Selected Document: Documents selected from the plot
Corpus: Data with an additional column showing whether a document is selected and information about the cluster the document belongs to
Scores: Table with scores and p-values for each keyword averaged per cluster

The Annotated Corpus Map widget provides a 2-dimensional scatter plot visualization of the document. The documents are displayed as a collection of points, each having the value of the x-axis attribute determining the position on the horizontal axis and the value of the y-axis attribute determining the position on the vertical axis. Widget clusters documents according to annotation settings and assigns keywords to each cluster. Keywords are extracted with the TF-IDF method.

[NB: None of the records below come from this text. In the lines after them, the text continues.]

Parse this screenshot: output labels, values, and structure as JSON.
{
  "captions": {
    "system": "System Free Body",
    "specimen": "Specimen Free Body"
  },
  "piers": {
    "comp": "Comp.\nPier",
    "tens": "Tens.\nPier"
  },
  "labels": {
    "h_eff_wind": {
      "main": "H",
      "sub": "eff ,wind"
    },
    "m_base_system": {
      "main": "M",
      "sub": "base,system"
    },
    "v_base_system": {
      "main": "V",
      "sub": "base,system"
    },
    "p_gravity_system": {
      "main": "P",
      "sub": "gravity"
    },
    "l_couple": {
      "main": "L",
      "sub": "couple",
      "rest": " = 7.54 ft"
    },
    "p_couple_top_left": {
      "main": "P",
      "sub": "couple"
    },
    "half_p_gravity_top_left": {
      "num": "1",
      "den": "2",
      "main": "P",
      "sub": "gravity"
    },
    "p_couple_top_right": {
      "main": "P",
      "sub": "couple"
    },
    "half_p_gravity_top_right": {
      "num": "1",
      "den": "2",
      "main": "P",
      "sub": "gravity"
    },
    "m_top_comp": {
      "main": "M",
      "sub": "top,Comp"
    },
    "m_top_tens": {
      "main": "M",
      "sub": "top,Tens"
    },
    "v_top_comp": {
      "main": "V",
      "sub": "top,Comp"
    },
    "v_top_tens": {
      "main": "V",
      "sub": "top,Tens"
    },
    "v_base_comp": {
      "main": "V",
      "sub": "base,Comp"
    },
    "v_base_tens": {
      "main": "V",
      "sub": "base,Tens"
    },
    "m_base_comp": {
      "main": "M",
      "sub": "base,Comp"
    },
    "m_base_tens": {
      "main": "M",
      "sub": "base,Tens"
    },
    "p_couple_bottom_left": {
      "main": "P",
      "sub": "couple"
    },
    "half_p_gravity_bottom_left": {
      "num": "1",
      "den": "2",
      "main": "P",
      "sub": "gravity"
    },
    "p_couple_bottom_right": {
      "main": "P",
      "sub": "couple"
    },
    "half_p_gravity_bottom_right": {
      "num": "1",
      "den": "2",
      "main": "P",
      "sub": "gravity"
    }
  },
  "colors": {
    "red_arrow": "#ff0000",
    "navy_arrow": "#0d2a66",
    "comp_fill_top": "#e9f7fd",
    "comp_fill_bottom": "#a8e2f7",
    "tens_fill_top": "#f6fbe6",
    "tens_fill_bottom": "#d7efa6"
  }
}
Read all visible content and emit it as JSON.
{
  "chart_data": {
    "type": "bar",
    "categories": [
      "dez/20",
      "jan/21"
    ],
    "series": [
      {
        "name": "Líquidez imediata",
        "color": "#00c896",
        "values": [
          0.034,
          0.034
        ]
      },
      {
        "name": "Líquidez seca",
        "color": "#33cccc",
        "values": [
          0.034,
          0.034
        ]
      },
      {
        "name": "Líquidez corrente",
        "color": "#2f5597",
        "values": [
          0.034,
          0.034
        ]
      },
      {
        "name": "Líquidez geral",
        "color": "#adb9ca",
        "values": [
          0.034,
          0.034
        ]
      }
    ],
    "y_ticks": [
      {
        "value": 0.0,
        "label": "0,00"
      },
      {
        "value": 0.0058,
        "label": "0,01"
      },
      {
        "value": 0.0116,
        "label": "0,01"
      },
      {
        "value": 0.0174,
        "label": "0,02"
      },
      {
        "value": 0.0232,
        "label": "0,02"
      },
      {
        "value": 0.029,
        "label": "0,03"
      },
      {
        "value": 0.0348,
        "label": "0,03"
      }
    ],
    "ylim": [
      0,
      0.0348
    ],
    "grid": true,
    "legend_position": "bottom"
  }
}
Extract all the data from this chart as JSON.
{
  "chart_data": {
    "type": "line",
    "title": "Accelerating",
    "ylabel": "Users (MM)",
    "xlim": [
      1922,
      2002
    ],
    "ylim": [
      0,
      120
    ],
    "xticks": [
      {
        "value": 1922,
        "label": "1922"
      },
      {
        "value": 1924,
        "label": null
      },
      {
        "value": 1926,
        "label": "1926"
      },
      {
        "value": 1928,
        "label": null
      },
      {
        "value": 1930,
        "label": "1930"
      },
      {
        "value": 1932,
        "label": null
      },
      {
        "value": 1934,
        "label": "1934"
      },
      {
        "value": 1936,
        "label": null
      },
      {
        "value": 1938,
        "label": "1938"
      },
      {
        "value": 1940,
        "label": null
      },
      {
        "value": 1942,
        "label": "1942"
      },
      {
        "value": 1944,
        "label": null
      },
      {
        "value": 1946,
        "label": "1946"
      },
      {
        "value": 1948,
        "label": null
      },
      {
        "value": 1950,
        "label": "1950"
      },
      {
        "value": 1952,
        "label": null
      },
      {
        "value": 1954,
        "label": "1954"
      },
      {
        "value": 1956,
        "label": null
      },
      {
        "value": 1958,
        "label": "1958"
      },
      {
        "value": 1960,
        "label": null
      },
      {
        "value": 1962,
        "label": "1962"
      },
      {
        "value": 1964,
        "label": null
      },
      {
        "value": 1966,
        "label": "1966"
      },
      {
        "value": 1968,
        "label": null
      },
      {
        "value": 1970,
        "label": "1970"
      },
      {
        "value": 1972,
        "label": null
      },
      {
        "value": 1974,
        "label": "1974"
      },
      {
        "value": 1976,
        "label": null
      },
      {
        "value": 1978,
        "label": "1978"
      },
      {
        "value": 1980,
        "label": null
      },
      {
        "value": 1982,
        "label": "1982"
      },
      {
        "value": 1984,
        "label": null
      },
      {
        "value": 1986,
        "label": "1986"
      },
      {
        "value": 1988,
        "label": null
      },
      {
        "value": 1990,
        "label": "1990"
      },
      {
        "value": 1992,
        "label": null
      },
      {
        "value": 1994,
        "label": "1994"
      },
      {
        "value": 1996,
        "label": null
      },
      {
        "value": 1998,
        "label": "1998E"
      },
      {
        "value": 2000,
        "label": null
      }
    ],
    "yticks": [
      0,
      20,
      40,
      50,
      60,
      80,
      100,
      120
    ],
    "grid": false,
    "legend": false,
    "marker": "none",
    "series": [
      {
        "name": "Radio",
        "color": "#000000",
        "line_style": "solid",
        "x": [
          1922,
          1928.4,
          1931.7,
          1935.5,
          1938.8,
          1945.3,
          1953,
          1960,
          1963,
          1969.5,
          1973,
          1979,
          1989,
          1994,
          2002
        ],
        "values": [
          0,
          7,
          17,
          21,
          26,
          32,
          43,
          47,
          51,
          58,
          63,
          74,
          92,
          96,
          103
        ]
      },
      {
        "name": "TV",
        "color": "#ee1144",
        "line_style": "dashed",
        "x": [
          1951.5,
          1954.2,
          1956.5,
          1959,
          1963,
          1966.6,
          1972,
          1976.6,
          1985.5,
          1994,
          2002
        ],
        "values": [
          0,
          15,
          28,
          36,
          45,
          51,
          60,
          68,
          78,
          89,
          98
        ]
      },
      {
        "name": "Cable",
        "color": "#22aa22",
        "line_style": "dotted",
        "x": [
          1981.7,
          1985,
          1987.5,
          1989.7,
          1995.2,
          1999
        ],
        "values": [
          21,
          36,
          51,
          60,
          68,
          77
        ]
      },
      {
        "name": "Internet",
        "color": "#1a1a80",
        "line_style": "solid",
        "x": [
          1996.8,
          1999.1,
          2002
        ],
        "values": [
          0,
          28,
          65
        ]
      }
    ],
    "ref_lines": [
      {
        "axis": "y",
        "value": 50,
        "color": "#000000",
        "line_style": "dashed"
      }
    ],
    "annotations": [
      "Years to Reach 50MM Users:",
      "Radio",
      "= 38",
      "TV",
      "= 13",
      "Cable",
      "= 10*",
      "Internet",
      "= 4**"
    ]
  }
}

Axis X and Axis Y let you select attributes you will show in the widget. We suggest using the t-SNE widget before Annotator and selecting t-SNE-x and t-SNE-y as x and y attributes.
Annotation: Select the method to identify clusters:
- DBSCAN clustering: Set epsilon, the maximum distance between two samples for one to be considered as in the neighbourhood of the other and those clustered together. Unchecking epsilon will instruct the widget to set epsilon automatically.
- Gaussian mixture models: Select the number of desired clusters. Unchecking clusters will instruct the widget to set the numbers of clusters automatically.
- From variable clusters documents according to a selected categorical variable.
FDR Threshold sets the threshold for selecting a keyword as a cluster's keyword. Keywords with corrected p-value (FDR) from the hypergeometric test lower than the threshold are selected.
Attributes: Set the colour of the displayed points (you will get colours for categorical values and blue-green-yellow points for numeric). Set label, shape and size to differentiate between points. Label only selected points allows you to select individual data instances and label only those.
Set symbol size and opacity for all data points. Set jittering to prevent the dots from overlapping. Jittering will randomly scatter points only around categorical values. Cluster labels define how many keywords per cluster widget will show.
Set additional plot settings:
- Show legend displays a legend. Click and drag the legend to move it.
- Show cluster hull displays the concave hull around clusters.
- Color points by cluster colours documents (points) with cluster specific color. When this option is checked setting color in box 2 is disabled.
Select, zoom, pan and zoom to fit are the options for exploring the graph. The manual selection of data instances works as an angular/square selection tool. Double-click to move the projection. Scroll in or out for zoom.
Plot with each point presenting documents. Documents are clustered according to the settings above, and clusters are marked with a hull. Over each cluster, the widget places the list of the most significant keywords. Hovering over the cluster labels displays a tooltip with scores and up to ten characteristic words.
Changes are communicated automatically if Send automatically is ticked. Alternatively, press Send.
Get help, save the plot, add the plot to the report, set visual settings and get input and output information.

Example

Document maps can be enhanced with keyword annotations. This workflow embeds documents in vector space, computes and annotates a t-SNE document map. The Annotator widget identifies clusters on the map and annotates them with keywords representing a cluster.

We load the Proposal to government dataset from documents repository with theImport Documents widget. In the Corpus widget, we set variables used as text features and the title variable for display purposes.

The Document Embedding widget embeds documents in the vector space for the t-SNE widget to project them in two-dimensional space.

Annotated Corpus Map plots documents on the two-dimensional space. We select t-SNE projection as the x and y variables and decide to use Gaussian mixture models for cluster identification. The widget marks clusters with hulls and places keywords on each cluster.

We got clusters with different topics. In the left purple cluster, we have documents connected to traffic, while the red cluster seems similar but more focused on vehicles and registration. The yellow cluster includes documents related to work and students.

We can select a subset of documents of interest and observe them in the Corpus Viewer widget connected to the output.